Daniel Carter / George Lyle / Fritz Welch
So Long Farewell Repair Live at the Glad Cafe
UK IORRAM KY276 CD (2016)

The Core Trio
The Core Trio Live Featuring Matthew Shipp
NETHERLANDS EVIL RABBIT RECORDS ERR23 CD (2016)

Two trios, two live in concert recordings, two jazz odysseys into the outer limits of piano and sax, bass and drums. Actually, one of those trios is really a quartet, but we’ll come to that in a minute.

First up, we have Daniel Carter doubling on alto saxophone and piano, Fritz Welch on drums and the late George Lyle on double bass. The sleeve notes refer to “non-Euclidean space”, and I get that. No obvious straight lines here. The band explore all sorts of strange angles across four tracks of restless, shuffling free jazz, so I’m tempted to say that if there was a jazz club in downtown R’lyeh, these guys could be the house band.

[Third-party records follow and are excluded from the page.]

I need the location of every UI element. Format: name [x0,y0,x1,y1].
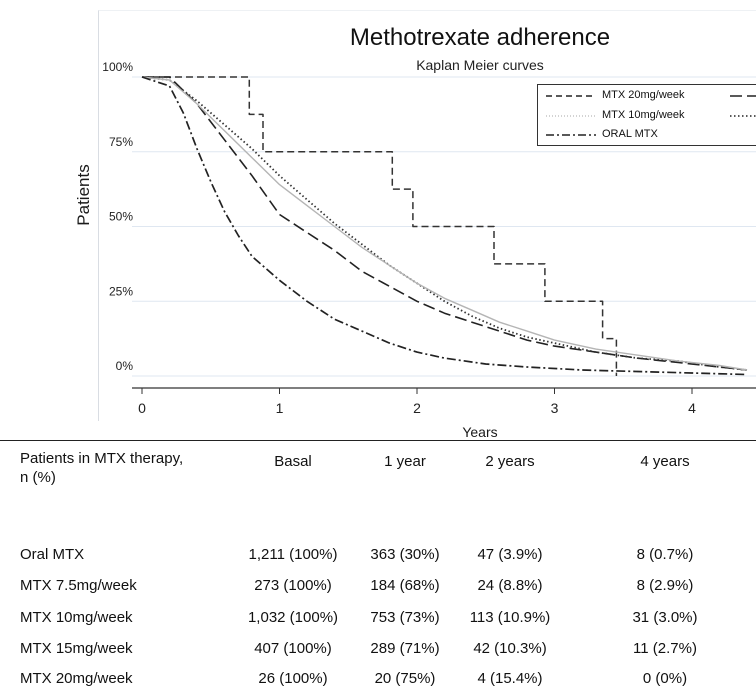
row-label: MTX 15mg/week [20,640,133,657]
cell-2-years: 24 (8.8%) [477,577,543,594]
x-axis-label: Years [462,424,498,440]
cell-basal: 26 (100%) [258,670,328,687]
cell-2-years: 47 (3.9%) [477,546,543,563]
table-header-4-years: 4 years [640,453,690,470]
chart-subtitle: Kaplan Meier curves [416,57,544,73]
y-axis-label: Patients [74,164,93,226]
cell-4-years: 0 (0%) [642,670,688,687]
cell-1-year: 20 (75%) [374,670,436,687]
row-label: MTX 7.5mg/week [20,577,137,594]
table-header-label: Patients in MTX therapy, n (%) [20,450,184,486]
cell-4-years: 11 (2.7%) [633,640,697,657]
x-tick-label: 1 [276,400,284,416]
series-line-mtx-20 [142,76,618,376]
cell-basal: 407 (100%) [254,640,332,657]
cell-1-year: 753 (73%) [370,609,440,626]
y-tick-label: 75% [109,135,133,149]
cell-4-years: 31 (3.0%) [632,609,698,626]
legend-label: ORAL MTX [602,128,658,140]
km-chart: 0% 25% 50% 75% 100% 0 1 2 3 4 [102,60,756,416]
row-label: MTX 20mg/week [20,670,133,687]
cell-2-years: 42 (10.3%) [473,640,547,657]
y-tick-label: 25% [109,284,133,298]
cell-basal: 1,032 (100%) [247,609,339,626]
x-tick-label: 0 [138,400,146,416]
x-tick-label: 4 [688,400,696,416]
cell-basal: 1,211 (100%) [248,546,338,563]
cell-4-years: 8 (2.9%) [636,577,694,594]
legend: MTX 20mg/week MTX 10mg/week ORAL MTX [537,84,756,146]
cell-4-years: 8 (0.7%) [636,546,694,563]
legend-swatch-light [546,115,596,117]
series-line-longdash [142,76,748,371]
legend-label: MTX 10mg/week [602,109,685,121]
cell-basal: 273 (100%) [254,577,332,594]
cell-1-year: 363 (30%) [370,546,440,563]
table-header-1-year: 1 year [384,453,426,470]
cell-1-year: 184 (68%) [370,577,440,594]
table-header-basal: Basal [274,453,312,470]
y-tick-label: 100% [102,60,133,74]
y-tick-label: 0% [116,359,134,373]
x-tick-label: 3 [551,400,559,416]
cell-2-years: 4 (15.4%) [477,670,543,687]
chart-panel [98,10,756,421]
legend-label: MTX 20mg/week [602,89,685,101]
patients-table: Patients in MTX therapy, n (%) Basal 1 y… [0,440,756,691]
series-line-light [141,76,748,371]
cell-2-years: 113 (10.9%) [469,609,551,626]
legend-swatch-dashed [546,95,596,97]
row-label: MTX 10mg/week [20,609,133,626]
y-tick-label: 50% [109,210,133,224]
row-label: Oral MTX [20,546,85,563]
cell-1-year: 289 (71%) [370,640,440,657]
series-line-oral [141,76,748,376]
x-tick-label: 2 [413,400,421,416]
table-header-2-years: 2 years [485,453,535,470]
chart-title: Methotrexate adherence [349,24,611,51]
legend-swatch-dashdot [546,134,596,136]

But I won’t, because I try to avoid Lovecraft references where I can, and because this was actually recorded at The Glad Café in Glasgow, as part of the 2015 Counterflows Festival. The recording quality is excellent, so it feels as if you’re right there enjoying Carter’s ‘round midnight melody lines and scampering squawk-runs. Welch’s drums provide a constant sussurus, whilst Lyle scrapes, plucks and saws away at his bass, creating what the sleeve-notes describe perfectly as a “rolling-urge in wood”. Carter embellishes things with a few piano runs, too.

On the whole, this is a rich and warm listening experience, and a fitting tribute to Lyle.

The Core Trio are a trio plus one – Seth Paynter on tenor sax, Thomas Helton on double bass, Joe Hertenstein on drums and fourth member Matthew Shipp on piano. The piano takes more of a central role here, as Shipp uses all twenty of his fingers to unleash whirlwinds of notes and stentorian chords over two long tracks.

These guys can bring the skronk with the best of them, and generally speaking, this is jazz of the austere, furrow-browed and bracing variety. But every so often they drop into limpid pastoral interludes. Imagine Jerry Lee Lewis dropping Debussy’s “Clair de Lune” between “Great Balls of Fire” and “Good Golly Miss Molly”, without pausing, in the middle of his 1964 Star Club set, and you get some idea of the effect.

Once again, this was recorded live, at Ovations Night Club in Houston. The applause at the end sounds a little dazed, which I would take as a good sign. In fact, I would take both of these recordings as a good sign, that there are still jazz warriors out there cranking out the good stuff on a nightly basis, just waiting for you to hear them.